The Sexism Behind Sadie Hawkins

A girl chases a boy in honor of Sadie Hawkins Day. (Image courtesy of Wikipedia)

A girl chases a boy in honor of Sadie Hawkins Day. (Image courtesy of Wikipedia)

Avery Ngo and Isabella Do

Last week, Segerstrom High students were given a choice between two types of school dances: winter formal or Sadie Hawkins. For the past few years before the pandemic, the school has traditionally held winter formal dances.

“When it comes to winter formal or Sadie Hawkins, I would prefer winter formal because Sadie Hawkins is too casual. I like winter formal because I can dress up more,” says Andre Nguyen (12).

Winter formal is a dance with overall formal attire, including dresses, gowns, tuxedos, and more. Students from all grades are welcome to attend it on on January 29th. Sadie Hawkins, on the other hand, would take place on February 5th. It would be a  “girls-ask-boys” dance with casual wear, including jeans, shorts, and t-shirts.

“I like both. I like Sadie Hawkins because it would give me a chance to ask my boyfriend out, but I also like winter formal because it’s pretty, elegant, and an excuse to go shopping,” says Yalena Watrous (12). 

But when it comes to Sadie Hawkins, the idea that the dance was once lauded as a feminist notion is appalling in today society. It highlights archaic gender norms by suggesting that girls asking boys to a dance is uncommon. 

Looking at the history of the dance, this is unsurprising. The Sadie Hawkins dance came from the cartoonist Al Capp, in his character Sadie Hawins. Sadie was the “homeliest  gal in all them hills” and the daughter of Hezekiah, the wealthiest man in the town.  Seeing how Sadie’s repulsive appearance frightened men away, Hezekiah declared a “Sadie Hawkins” day where all unmarried men were to be chased by Sadie. If Sadie caught one, he would have to marry her. 

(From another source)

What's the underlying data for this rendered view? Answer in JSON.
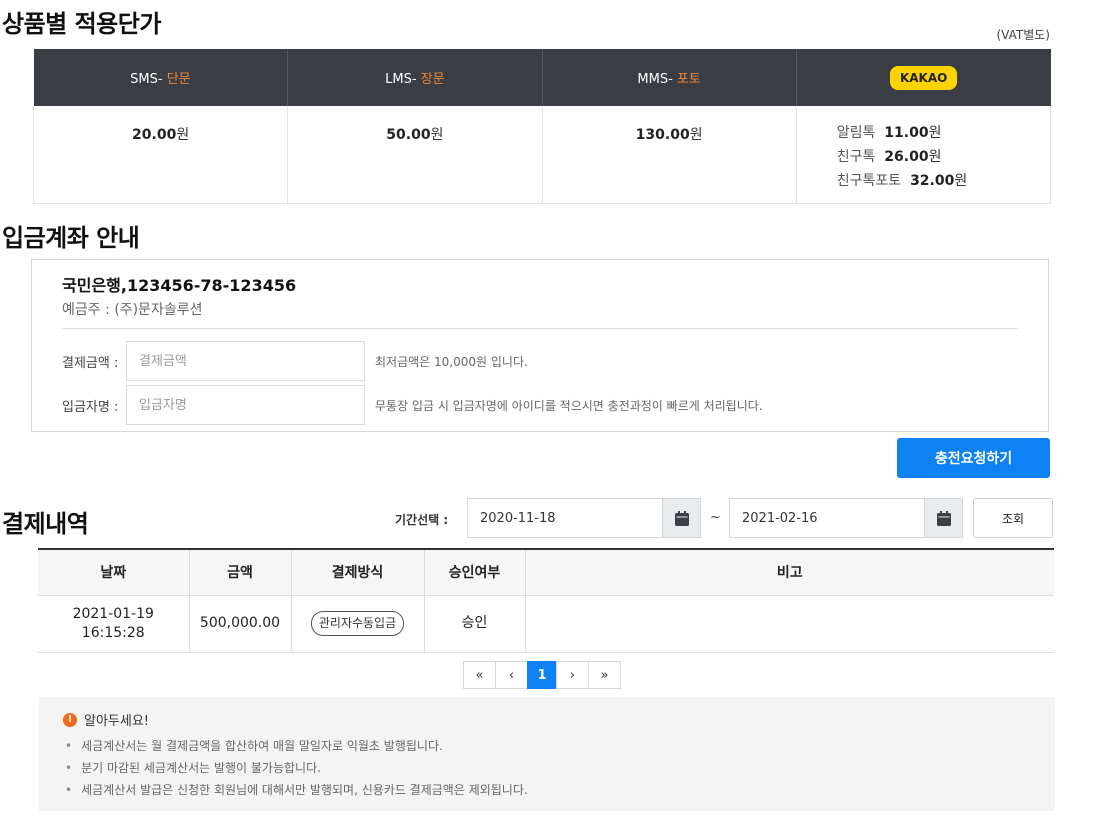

The concept of a woman’s worth being dependent on her looks is sexist and derogatory. It reinforces girls’ insecurity over their looks in an already oversexualized world. Especially with the rise of social media and photoshop, the standard of beauty for women has become unattainable. 

In spite of the history behind Sadie Hawkins, Nguyen has a more traditional take on it. He says, “I still think it’s a cool idea because girls can ask out guys. In this day in age, I do think that photoshop and Instagram have created higher beauty standards because so many people can access Instagram and look at pretty girls.” 

Watrous agrees, saying, “Social media plays a huge impact in what the ideal beauty is. With social media, everyone has the will to be someone else because of social media to have the prettiest body.” 

But with this already fragile relationship between a girl, her body, and beauty norms, organizing such a dance with a history that exploits these vulnerabilities should be reconsidered.